In a purely retrospective model the later steps of this investigation might be skipped, and may lead the analyst to miss the ground truth of what is actually occurring. In this case, the analyst plays the long game and is rewarded for it.
Additional Benefits of Prospective Collection
In addition to the benefits of making better use of storage resources, a model that leverages prospective collection has a few other immediate benefits to the investigative process. These include:
Realistic-Time Detection. As I’ve written previously, when the average time from breach to detection is greater than two hundred days, attempting to discover attackers on your network the second they gain access is overly ambitious. For that matter, it doesn’t acknowledge the fact that attackers may already be inside your network. Detection can often its hardest at the time of initial compromise because attackers are typically more stealthy at this point, and because less data exists to indicate they are present on the network. This difficulty can decrease over time as attackers get sloppier and generate more data that can indicate their presence. Catching an attacker +10 days from initial compromise isn’t as sexy as “real time detection”, but it is a lot more realistic. The goal here is to stop them from completing their mission. Prospective collection supports the notion of realistic-time detection.
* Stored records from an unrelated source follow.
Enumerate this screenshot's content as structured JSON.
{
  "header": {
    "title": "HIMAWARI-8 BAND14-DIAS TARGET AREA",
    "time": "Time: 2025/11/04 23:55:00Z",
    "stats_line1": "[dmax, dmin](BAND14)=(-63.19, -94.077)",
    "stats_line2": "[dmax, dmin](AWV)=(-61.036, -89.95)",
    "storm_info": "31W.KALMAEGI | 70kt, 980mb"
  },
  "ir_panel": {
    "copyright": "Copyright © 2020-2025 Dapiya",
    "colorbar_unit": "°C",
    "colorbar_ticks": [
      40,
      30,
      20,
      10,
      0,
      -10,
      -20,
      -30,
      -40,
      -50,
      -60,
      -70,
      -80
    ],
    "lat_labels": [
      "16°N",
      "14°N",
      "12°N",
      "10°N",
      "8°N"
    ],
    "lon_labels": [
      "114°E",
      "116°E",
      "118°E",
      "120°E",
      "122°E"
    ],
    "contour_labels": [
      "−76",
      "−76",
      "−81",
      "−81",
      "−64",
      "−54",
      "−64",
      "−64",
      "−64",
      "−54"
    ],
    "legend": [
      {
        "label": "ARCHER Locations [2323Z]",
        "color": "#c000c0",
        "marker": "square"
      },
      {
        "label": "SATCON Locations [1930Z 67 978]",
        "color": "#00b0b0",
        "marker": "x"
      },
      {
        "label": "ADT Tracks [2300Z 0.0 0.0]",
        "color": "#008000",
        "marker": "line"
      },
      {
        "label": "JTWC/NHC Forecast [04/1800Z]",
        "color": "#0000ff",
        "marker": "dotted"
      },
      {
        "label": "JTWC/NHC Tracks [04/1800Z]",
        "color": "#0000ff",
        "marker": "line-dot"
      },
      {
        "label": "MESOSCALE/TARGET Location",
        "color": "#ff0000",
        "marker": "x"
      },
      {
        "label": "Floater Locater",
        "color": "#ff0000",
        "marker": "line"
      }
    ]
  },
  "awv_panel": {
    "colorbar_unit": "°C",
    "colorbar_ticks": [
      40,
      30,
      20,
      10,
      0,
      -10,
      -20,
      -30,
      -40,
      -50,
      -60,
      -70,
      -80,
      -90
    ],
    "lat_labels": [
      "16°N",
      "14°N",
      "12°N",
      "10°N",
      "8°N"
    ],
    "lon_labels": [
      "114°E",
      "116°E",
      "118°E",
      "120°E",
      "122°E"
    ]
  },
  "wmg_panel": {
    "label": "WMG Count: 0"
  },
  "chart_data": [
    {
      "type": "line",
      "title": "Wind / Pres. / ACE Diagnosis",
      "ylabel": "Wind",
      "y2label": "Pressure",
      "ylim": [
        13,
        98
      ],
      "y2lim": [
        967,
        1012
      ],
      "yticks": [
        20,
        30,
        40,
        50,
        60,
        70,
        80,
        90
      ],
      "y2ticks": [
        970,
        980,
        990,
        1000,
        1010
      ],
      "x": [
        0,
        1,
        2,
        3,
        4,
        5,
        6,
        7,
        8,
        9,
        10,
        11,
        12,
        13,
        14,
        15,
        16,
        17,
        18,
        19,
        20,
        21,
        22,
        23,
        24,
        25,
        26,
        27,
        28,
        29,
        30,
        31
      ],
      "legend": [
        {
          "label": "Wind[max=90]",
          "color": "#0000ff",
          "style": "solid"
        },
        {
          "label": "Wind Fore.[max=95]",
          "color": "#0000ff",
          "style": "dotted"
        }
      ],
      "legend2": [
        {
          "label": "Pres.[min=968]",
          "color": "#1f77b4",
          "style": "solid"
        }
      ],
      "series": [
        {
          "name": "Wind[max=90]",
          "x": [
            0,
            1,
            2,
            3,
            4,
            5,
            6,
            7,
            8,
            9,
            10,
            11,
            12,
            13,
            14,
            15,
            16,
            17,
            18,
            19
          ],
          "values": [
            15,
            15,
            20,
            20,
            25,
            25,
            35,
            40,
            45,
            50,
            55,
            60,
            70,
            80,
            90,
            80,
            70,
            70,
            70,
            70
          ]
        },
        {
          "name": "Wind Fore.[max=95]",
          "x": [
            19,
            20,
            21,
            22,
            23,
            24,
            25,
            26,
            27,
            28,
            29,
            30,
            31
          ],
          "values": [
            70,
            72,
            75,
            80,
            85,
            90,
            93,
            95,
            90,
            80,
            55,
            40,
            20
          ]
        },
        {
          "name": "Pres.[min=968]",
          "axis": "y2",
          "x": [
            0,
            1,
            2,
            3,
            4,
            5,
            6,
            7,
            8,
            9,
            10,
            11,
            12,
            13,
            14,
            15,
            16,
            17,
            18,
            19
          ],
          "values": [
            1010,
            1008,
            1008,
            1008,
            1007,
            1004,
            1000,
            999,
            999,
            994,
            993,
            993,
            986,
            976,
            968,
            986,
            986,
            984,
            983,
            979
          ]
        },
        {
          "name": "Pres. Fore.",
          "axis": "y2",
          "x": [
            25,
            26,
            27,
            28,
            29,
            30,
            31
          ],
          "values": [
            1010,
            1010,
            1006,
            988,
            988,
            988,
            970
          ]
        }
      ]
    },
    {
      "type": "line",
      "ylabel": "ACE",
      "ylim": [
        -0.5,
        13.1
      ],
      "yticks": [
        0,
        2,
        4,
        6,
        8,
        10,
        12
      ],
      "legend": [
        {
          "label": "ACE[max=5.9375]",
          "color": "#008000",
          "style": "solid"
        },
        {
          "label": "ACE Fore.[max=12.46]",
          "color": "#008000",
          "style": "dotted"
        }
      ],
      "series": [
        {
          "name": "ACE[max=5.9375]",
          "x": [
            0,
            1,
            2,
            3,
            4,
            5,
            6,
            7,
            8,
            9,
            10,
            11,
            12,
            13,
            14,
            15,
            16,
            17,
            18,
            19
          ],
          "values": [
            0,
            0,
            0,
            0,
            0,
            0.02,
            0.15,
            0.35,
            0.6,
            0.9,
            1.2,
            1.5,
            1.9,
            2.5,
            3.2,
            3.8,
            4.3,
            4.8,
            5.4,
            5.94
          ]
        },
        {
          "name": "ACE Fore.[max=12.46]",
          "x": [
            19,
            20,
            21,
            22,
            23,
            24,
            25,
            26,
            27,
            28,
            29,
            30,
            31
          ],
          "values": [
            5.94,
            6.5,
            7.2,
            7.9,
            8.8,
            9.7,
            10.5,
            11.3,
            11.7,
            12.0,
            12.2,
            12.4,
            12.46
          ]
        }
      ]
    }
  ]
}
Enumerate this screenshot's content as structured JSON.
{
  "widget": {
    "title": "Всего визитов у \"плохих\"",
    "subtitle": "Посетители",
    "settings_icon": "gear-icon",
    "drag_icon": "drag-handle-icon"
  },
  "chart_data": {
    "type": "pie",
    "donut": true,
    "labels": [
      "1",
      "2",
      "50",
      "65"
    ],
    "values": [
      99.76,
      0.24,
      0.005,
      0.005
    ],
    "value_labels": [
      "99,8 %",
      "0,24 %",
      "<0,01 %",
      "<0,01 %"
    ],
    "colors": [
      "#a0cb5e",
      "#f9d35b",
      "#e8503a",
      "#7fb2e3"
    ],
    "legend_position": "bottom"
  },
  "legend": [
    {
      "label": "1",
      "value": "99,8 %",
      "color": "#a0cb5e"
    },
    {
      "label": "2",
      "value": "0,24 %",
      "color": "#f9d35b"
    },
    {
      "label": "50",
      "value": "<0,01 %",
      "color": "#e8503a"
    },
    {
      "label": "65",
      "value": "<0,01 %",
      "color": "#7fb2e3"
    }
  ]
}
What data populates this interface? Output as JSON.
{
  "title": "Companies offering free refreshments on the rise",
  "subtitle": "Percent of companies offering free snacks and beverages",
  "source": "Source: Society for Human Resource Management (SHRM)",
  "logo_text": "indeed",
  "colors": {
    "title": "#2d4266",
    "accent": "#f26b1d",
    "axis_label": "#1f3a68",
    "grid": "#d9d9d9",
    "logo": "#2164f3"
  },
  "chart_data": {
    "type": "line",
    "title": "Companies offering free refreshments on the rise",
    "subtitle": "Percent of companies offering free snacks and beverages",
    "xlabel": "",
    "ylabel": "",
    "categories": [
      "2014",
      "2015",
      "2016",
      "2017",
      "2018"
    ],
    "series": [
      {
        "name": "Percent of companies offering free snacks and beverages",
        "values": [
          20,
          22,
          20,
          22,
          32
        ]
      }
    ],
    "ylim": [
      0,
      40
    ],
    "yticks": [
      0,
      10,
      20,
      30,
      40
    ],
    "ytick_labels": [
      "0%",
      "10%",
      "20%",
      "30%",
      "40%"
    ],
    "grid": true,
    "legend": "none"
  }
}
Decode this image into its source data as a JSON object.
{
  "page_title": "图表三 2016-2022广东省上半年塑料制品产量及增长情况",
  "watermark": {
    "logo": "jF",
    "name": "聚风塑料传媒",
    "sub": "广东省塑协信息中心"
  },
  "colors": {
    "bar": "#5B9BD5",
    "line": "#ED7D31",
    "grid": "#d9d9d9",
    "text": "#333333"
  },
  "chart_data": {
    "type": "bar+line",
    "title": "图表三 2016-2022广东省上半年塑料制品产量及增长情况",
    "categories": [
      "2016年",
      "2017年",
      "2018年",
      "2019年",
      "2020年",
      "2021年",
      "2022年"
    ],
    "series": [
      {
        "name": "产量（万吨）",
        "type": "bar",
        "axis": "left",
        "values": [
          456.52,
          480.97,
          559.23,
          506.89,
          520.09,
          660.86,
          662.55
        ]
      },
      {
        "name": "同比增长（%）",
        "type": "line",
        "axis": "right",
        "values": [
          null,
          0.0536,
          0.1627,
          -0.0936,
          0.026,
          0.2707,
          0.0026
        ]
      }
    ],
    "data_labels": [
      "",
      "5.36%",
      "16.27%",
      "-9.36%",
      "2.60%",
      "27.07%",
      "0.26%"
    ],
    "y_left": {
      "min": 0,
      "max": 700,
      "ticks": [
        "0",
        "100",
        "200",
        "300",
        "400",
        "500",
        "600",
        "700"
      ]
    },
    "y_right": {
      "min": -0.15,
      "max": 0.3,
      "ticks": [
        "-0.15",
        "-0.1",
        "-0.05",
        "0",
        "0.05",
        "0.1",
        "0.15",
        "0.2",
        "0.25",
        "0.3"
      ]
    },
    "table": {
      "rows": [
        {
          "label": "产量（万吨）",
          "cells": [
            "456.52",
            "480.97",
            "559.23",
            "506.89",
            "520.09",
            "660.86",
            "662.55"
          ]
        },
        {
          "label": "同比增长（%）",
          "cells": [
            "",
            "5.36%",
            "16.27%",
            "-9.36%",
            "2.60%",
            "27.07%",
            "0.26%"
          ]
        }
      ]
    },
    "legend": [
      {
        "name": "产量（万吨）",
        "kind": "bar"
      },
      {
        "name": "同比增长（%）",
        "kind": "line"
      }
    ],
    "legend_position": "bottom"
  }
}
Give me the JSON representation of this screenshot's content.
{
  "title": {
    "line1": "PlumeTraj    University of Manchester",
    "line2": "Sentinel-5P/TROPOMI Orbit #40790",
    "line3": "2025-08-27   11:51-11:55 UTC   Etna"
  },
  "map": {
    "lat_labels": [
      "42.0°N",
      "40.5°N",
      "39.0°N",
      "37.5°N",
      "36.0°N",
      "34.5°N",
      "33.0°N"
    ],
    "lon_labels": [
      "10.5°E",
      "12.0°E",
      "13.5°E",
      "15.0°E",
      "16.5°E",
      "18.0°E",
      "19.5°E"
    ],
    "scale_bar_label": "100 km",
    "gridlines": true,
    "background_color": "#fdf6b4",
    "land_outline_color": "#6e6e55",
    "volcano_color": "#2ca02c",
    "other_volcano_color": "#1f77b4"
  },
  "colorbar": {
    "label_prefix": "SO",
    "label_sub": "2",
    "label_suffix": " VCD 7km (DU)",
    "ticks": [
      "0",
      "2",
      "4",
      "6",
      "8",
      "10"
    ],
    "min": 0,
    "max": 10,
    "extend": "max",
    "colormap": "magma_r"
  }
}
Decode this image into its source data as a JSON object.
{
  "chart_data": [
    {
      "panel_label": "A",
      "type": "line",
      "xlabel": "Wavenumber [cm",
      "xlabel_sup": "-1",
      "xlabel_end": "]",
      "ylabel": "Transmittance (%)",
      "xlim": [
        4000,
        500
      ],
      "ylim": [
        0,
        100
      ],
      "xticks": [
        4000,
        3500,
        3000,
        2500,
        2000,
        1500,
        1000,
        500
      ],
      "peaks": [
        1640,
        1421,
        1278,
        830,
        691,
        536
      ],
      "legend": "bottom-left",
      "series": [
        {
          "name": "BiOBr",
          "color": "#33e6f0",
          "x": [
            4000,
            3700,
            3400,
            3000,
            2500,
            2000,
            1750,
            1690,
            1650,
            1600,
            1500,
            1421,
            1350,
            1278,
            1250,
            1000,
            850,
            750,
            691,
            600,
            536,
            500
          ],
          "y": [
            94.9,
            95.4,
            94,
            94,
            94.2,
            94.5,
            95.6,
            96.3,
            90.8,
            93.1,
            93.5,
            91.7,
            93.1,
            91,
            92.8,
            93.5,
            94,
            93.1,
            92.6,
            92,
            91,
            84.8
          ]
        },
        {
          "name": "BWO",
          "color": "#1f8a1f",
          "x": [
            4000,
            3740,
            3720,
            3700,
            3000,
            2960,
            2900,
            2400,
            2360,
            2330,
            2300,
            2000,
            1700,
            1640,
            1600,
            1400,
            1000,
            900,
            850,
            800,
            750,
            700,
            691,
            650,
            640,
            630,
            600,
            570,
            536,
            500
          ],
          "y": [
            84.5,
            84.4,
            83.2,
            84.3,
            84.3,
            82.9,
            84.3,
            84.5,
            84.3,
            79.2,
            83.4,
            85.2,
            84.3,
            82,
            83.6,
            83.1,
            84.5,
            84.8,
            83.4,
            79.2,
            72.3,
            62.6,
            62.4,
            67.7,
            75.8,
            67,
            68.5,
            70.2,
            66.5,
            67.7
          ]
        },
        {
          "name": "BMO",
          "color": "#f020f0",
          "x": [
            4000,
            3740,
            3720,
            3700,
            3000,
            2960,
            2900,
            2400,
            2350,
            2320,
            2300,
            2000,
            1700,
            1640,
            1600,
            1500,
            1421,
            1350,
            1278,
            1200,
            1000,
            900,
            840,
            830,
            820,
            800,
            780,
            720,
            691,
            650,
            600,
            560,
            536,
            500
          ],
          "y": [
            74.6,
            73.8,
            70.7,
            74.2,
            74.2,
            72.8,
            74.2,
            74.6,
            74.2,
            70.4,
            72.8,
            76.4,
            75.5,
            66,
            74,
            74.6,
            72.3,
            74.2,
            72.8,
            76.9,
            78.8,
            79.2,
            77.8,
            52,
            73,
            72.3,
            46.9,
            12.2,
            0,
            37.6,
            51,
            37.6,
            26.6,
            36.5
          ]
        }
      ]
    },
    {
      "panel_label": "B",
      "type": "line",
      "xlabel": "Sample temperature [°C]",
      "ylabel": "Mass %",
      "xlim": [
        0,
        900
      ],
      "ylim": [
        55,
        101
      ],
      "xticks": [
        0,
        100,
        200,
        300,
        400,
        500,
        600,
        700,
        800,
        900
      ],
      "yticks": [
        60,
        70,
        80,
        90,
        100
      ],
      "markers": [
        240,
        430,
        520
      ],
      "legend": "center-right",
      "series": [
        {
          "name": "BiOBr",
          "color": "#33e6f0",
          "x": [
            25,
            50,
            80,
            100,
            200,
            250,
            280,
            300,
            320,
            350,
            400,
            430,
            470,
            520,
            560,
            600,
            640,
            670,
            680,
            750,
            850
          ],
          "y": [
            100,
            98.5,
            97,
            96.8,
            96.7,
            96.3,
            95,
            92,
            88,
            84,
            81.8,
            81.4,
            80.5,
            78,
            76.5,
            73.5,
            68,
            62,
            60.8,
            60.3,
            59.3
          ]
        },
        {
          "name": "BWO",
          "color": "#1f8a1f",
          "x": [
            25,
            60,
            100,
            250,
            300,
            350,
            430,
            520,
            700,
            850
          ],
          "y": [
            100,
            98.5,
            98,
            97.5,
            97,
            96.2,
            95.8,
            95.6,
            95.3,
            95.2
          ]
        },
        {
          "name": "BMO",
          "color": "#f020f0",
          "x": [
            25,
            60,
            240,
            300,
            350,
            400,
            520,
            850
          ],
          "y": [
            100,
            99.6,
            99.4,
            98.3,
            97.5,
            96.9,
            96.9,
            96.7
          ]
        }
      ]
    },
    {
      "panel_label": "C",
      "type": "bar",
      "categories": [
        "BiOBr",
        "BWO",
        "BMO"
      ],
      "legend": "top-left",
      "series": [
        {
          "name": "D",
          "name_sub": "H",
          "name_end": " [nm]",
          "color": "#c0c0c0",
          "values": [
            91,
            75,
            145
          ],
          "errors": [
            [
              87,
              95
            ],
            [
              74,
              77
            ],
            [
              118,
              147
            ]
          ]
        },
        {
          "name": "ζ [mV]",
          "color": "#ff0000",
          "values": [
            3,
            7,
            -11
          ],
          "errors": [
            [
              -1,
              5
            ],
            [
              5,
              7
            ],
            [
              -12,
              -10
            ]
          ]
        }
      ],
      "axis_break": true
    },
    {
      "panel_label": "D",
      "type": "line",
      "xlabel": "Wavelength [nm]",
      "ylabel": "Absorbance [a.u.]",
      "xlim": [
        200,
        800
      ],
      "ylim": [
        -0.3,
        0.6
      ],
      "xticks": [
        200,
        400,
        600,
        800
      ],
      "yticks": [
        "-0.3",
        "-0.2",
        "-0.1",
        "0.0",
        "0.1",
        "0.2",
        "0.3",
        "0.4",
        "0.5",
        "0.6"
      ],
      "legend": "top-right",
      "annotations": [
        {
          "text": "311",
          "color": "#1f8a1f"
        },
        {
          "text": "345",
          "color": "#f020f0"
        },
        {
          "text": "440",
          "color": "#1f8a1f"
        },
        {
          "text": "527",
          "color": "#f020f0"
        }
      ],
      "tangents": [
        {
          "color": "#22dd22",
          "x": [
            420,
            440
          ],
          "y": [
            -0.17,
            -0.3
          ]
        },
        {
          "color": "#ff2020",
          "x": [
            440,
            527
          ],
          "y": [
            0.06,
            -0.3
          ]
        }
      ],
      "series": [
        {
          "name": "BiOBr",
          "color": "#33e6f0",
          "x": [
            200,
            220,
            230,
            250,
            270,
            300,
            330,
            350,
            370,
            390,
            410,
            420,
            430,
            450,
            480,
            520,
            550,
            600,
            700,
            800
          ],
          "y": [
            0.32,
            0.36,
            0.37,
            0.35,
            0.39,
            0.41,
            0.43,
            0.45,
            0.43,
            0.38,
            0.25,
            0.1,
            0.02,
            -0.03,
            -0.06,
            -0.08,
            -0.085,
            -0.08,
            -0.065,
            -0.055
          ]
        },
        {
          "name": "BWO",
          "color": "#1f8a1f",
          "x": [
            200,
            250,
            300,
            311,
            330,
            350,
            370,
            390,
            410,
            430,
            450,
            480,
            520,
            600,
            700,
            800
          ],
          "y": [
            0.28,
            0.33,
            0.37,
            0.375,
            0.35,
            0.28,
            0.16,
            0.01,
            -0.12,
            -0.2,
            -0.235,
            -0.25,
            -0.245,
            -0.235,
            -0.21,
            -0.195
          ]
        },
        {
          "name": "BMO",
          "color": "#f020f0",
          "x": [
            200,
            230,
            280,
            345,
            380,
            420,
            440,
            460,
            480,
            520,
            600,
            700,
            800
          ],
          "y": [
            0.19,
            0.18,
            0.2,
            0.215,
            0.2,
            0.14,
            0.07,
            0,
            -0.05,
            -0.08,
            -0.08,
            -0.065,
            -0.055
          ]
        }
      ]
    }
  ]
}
Cognitive Front-Loading. Research shows us that people are able to solve problems a lot more efficiently when they are aware of concepts surrounding metacognition (thinking about thinking) and are capable of applying that knowledge. This boils down to have an investigative philosophy and a strategy for generating hypotheses and having multiple approaches towards working towards a final conclusion. Using a prospective collection approach forces analysts to form hypotheses early on in the process, promoting the development of metacognition and investigation strategy.
Repeatability and Identified Assumptions. One of the biggest challenges we face is that investigative knowledge is often tacit and great investigators can’t tell others why they are so good at what they do. Defining prospective collection criteria provides insight towards what great investigators are thinking, and that can be codified and shared with less experienced analysts to increase their abilities. This also allows for more clear identification of assumptions so those can be challenged using structured analytic techniques common in both medicine and intelligence analysis. I wrote about this some here, and spoke about it last year here.
The purpose of this post isn’t to go out and tell everyone that they should stop storing data and refocus their entire SOC towards a model of prospective collection. Certainly, more research is needed there. As always, I believe there is value in examining the successes and failures of other fields that require the same level of critical thinking that security investigations also require. In this case, I think we have a lot to learn from how medical practitioners manage to get from symptoms to diagnosis while experiencing data collection problems similar to what we deal with. I’m looking forward to more research in this area.